Masking provides autistic girls and women the ability to better maintain relationships, make friends, build successful careers, and avoid bullying. But it also comes at a great cost. The strategies for masking tend to be very mentally exhausting. Because masking requires so much cognitive effort, frequent masking often leads to increased stress, anxiety, depression, and meltdowns/shutdowns. It can also negatively impact one’s identity.

I often find that people are surprised to hear that I am autistic and I think a lot of this has to do with my ability to mask. My masking of my autistic traits has allowed me to be successful in school and extracurriculars, but it has also led to depression and anxiety disorders. I imagine masking was also a major factor in my late autism diagnosis at the age of 22.

When first evaluating myself for autism, before my official evaluation by a psychologist, I took many tests related to autism. One of the tests I took is called the Camouflaging Autistic Traits Questionnaire (CAT-Q). It was developed by Laura Hill in 2018 as a way of measuring camouflaging behaviors. It evaluates strategies such as compensation, masking, and assimilation. Higher scores indicate a greater prevalence of masking behaviors.

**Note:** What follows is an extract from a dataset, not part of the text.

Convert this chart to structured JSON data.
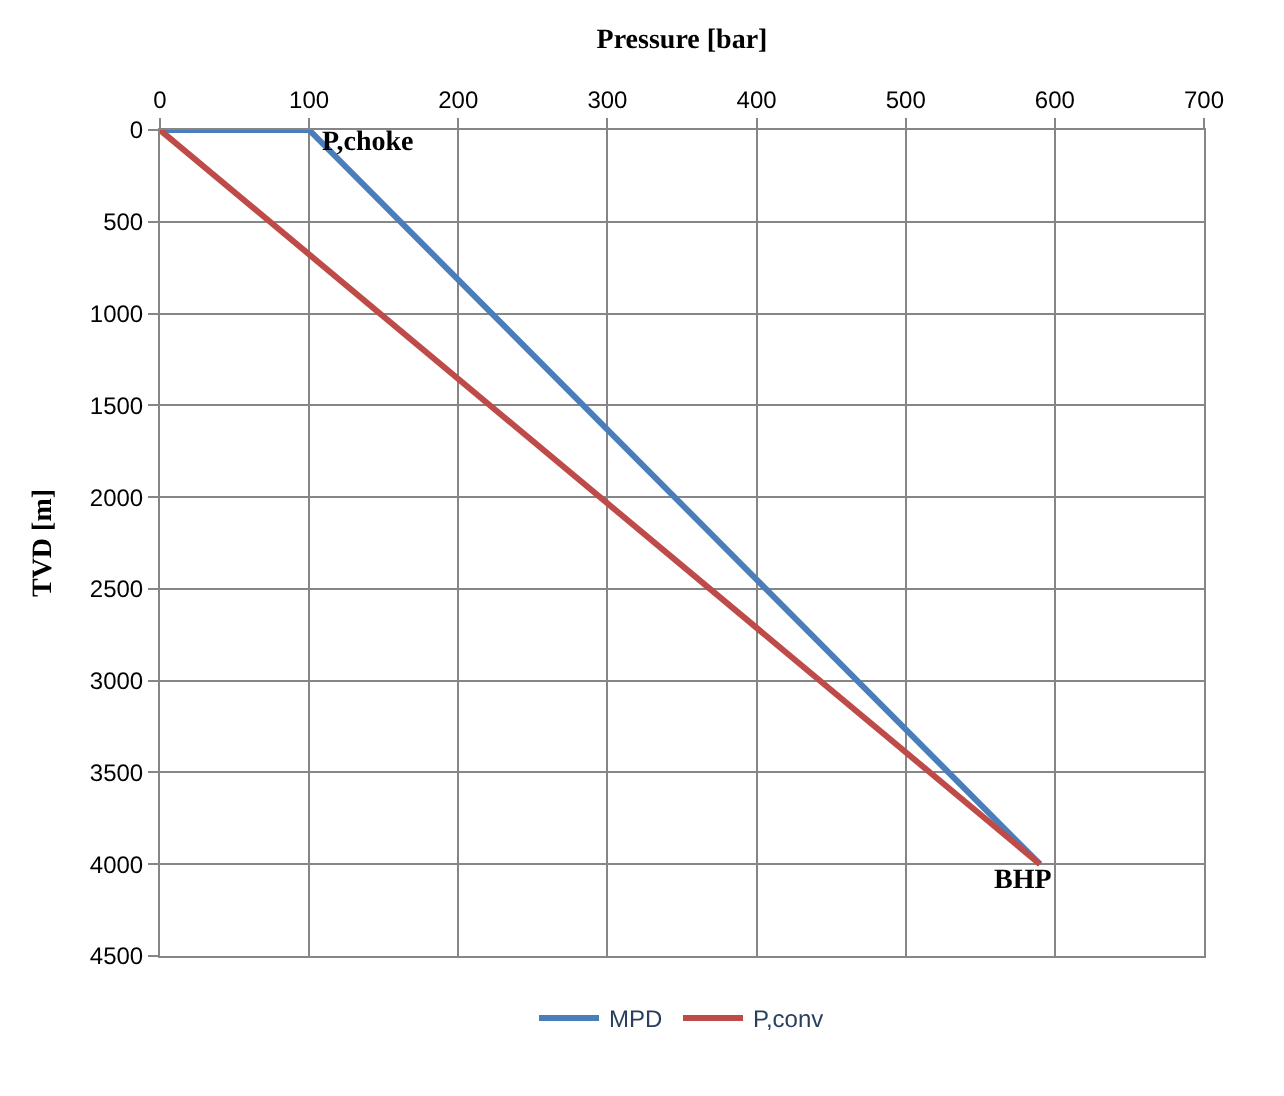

My total score was 147 with subsection scores of 53 in compensation, 44 in masking, and 50 in assimilation.

My results from this test weren’t surprising to me. I think these scores also make a lot of sense for my depression and anxiety disorders as high CAT-Q scores like mine correlate with social anxiety and depression.

When I had first learned of masking in autism, I remember being surprised that everyone else wasn’t doing what I was doing. I’ve known I was different for a long time, but I often didn’t quite pick up on why. Now I recognize that there are many ways in which I mask my autistic traits. For example, I always have a list of stories that I can tell new people that I know will make them laugh because I can’t rely on myself to come up with good small talk. I usually make eye contact, but as my stress or anxiety level increases, it becomes a lot harder and takes a lot of cognitive effort. Still, I force myself to do it in social situations. I struggle with hugs most of the time, and really only like getting hugs from my mom or sister under certain conditions. Despite this, I allow people to hug me without complaint because I know I am supposed to per the rules of social engagement.

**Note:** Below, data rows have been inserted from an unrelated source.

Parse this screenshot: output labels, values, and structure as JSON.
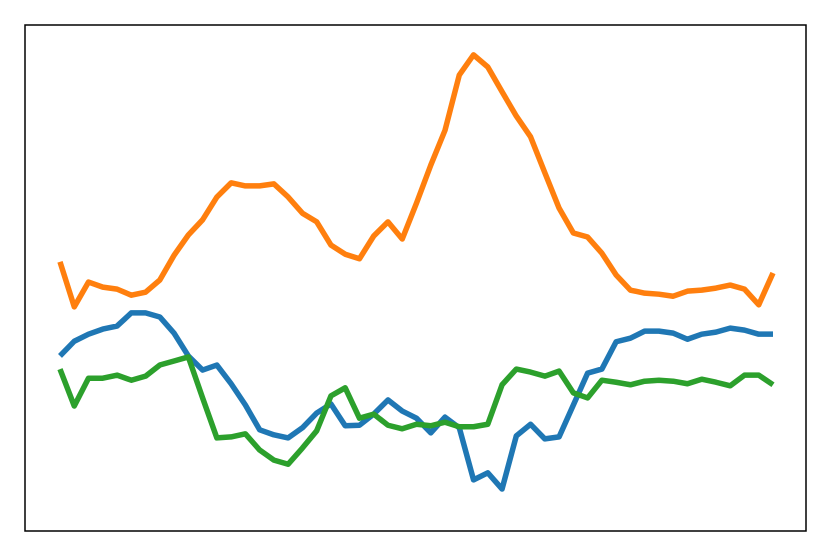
{
  "chart_data": {
    "type": "line",
    "categories": [
      null,
      null,
      null,
      null,
      null,
      null,
      null,
      null,
      null,
      null,
      null,
      null,
      null,
      null,
      null,
      null,
      null,
      null,
      null,
      null,
      null,
      null,
      null,
      null,
      null,
      null,
      null,
      null,
      null,
      null,
      null,
      null,
      null,
      null,
      null,
      null,
      null,
      null,
      null,
      null,
      null,
      null,
      null,
      null,
      null,
      null,
      null,
      null,
      null,
      null,
      null
    ],
    "ylim": [
      0,
      100
    ],
    "series": [
      {
        "color": "#1f77b4",
        "values": [
          34.6,
          37.5,
          38.9,
          39.9,
          40.5,
          43.1,
          43.1,
          42.3,
          39.1,
          34.6,
          31.8,
          32.8,
          29.1,
          24.9,
          20.0,
          19.0,
          18.4,
          20.4,
          23.3,
          25.1,
          20.8,
          20.9,
          23.1,
          25.9,
          23.7,
          22.3,
          19.4,
          22.5,
          20.4,
          10.1,
          11.5,
          8.3,
          18.8,
          21.1,
          18.2,
          18.6,
          24.9,
          31.2,
          32.0,
          37.4,
          38.1,
          39.5,
          39.5,
          39.1,
          37.9,
          38.9,
          39.3,
          40.1,
          39.7,
          38.9,
          38.9
        ]
      },
      {
        "color": "#ff7f0e",
        "values": [
          53.2,
          44.3,
          49.2,
          48.2,
          47.8,
          46.6,
          47.2,
          49.6,
          54.5,
          58.5,
          61.5,
          66.0,
          68.8,
          68.2,
          68.2,
          68.6,
          66.0,
          62.8,
          61.1,
          56.5,
          54.7,
          53.8,
          58.3,
          61.1,
          57.7,
          64.8,
          72.3,
          79.2,
          90.1,
          94.1,
          91.7,
          86.8,
          82.0,
          77.9,
          70.8,
          63.8,
          58.9,
          58.1,
          54.9,
          50.6,
          47.6,
          47.0,
          46.8,
          46.4,
          47.4,
          47.6,
          48.0,
          48.6,
          47.8,
          44.7,
          51.0
        ]
      },
      {
        "color": "#2ca02c",
        "values": [
          32.0,
          24.7,
          30.2,
          30.2,
          30.8,
          29.8,
          30.6,
          32.8,
          33.6,
          34.4,
          26.3,
          18.4,
          18.6,
          19.2,
          16.0,
          14.0,
          13.2,
          16.4,
          19.8,
          26.7,
          28.3,
          22.3,
          23.1,
          20.9,
          20.2,
          21.1,
          20.8,
          21.5,
          20.6,
          20.6,
          21.1,
          28.9,
          32.0,
          31.4,
          30.6,
          31.6,
          27.3,
          26.3,
          29.8,
          29.4,
          28.9,
          29.6,
          29.8,
          29.6,
          29.1,
          30.0,
          29.4,
          28.7,
          30.8,
          30.8,
          28.9
        ]
      }
    ]
  }
}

All of my masking combined ends up requiring so much effort. It’s part of the reason why I find social outings so exhausting. It is ultimately a response to trauma, a response to the negative consequences of not being socially acceptable.

But as much as masking is a trauma response and has negative impacts such as anxiety and depression, I find it is also important to address some of the privilege that goes hand-in-hand with being able to mask well. Although masking is fluid and its level of believability often fluctuates between different scenarios and levels of stress, some autistic individuals are more capable of masking than others. This ability to mask can literally save their lives in a world such as this when autistic traits can be deemed enough cause for brutal police force, as in the case of Troy Canales.

The discussion of masking versus not masking is where the importance of autism acceptance and the neurodiversity movement becomes so vital. In the present world, both masking and non-masking autistic people face incredible harm. Until our society embraces neurodiversity in a way that can simultaneously accomodate and accept the autistic community, we will never know what autism without trauma looks like.

I will probably always feel a need to mask, whether at work, school, or even the grocery store, but my hope is that I can practice decreasing my use of masking with family and friends. It’s not a switch I can turn on and off, but I think being open about being autistic is a good place to start.